Geneology of a Fur Load. .22 Cal FMJ, Speer 52 gr HP, Horn 60 gr V-max.
The first coyote I ever called was taken at 10 yards with a Hornady 110 grain Spire Point handload from my old Remington M725 .30-06. The tip of that coyote’s tail graced the zipper pull on my favorite gun case for decades and, after the dust settled, the tip of its tail was about all that was left! That began my search for the perfect fur load. Like most, my testing started with a full metal jacketed bullet. But, like many, the FMJ’s left me wanting—wanting more consistent performance and wanting fewer lost coyotes. Coyotes are tough animals that need and deserve a quick decisive kill whether you respect the animal or not.
After the FMJ phase, the next step on my journey came after reading Rick Jamison’s book Calling Coyotes: And Other Predators.

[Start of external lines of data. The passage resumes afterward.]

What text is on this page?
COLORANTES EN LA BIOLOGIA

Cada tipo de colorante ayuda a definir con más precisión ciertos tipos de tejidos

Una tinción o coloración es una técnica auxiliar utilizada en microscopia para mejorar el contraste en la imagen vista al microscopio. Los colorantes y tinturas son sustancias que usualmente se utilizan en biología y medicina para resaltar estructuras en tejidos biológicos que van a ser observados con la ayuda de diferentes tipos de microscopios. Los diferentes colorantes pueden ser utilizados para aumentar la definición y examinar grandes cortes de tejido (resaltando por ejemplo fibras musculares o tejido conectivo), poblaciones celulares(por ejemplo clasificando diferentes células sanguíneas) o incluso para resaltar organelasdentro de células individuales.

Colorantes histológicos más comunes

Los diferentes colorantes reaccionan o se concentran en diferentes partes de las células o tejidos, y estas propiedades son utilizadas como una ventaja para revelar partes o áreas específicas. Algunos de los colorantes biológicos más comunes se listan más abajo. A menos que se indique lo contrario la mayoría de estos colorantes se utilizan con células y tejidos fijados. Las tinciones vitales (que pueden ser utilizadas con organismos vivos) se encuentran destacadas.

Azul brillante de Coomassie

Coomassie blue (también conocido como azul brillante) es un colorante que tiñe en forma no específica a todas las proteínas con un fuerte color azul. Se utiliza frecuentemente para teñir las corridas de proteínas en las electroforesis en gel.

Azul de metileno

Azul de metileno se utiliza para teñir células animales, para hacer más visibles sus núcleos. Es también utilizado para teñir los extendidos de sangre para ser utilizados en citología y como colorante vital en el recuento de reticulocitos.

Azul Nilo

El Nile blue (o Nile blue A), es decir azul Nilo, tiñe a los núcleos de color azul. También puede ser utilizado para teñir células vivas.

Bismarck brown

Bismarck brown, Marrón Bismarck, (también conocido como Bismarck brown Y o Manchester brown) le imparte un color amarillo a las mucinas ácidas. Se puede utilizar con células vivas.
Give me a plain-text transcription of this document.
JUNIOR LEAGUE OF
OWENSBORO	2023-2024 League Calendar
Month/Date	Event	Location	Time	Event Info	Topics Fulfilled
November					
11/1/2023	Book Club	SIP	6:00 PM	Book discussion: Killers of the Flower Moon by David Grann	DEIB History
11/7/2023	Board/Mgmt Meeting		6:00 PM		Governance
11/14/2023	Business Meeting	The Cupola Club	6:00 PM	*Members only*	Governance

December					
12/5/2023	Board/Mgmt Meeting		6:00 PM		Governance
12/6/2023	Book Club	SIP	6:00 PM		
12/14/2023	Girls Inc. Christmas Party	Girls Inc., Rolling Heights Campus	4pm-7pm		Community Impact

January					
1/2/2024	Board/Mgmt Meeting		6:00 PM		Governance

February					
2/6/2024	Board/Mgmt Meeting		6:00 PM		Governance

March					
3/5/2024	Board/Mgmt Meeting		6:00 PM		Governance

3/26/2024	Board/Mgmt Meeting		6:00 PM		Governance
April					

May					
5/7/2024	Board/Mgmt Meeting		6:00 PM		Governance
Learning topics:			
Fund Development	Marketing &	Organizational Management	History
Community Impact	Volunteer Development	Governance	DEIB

Jamison hunted coyotes for a living in the hay-days of the coyote hide market. He prescribed the Speer 52 grain hollow point over H380 if I remember correctly. The load was travelling around 3800 fps when it exited the muzzle of his .22-250. Rick claimed the bullet would not exit a coyote on a straight-on frontal shot. I did kill one straight-on “drive-by” coyote with this load—a Texas heart shot that perfectly perforated the coyote’s tail bone and failed to exit. However, this author’s calling skills at that time must have been somewhat lacking compared to Jamison’s because that was the only straight-on shot I ever took with that bullet. Shots at other angles left gaping holes so the search for the elusive perfect fur load continued.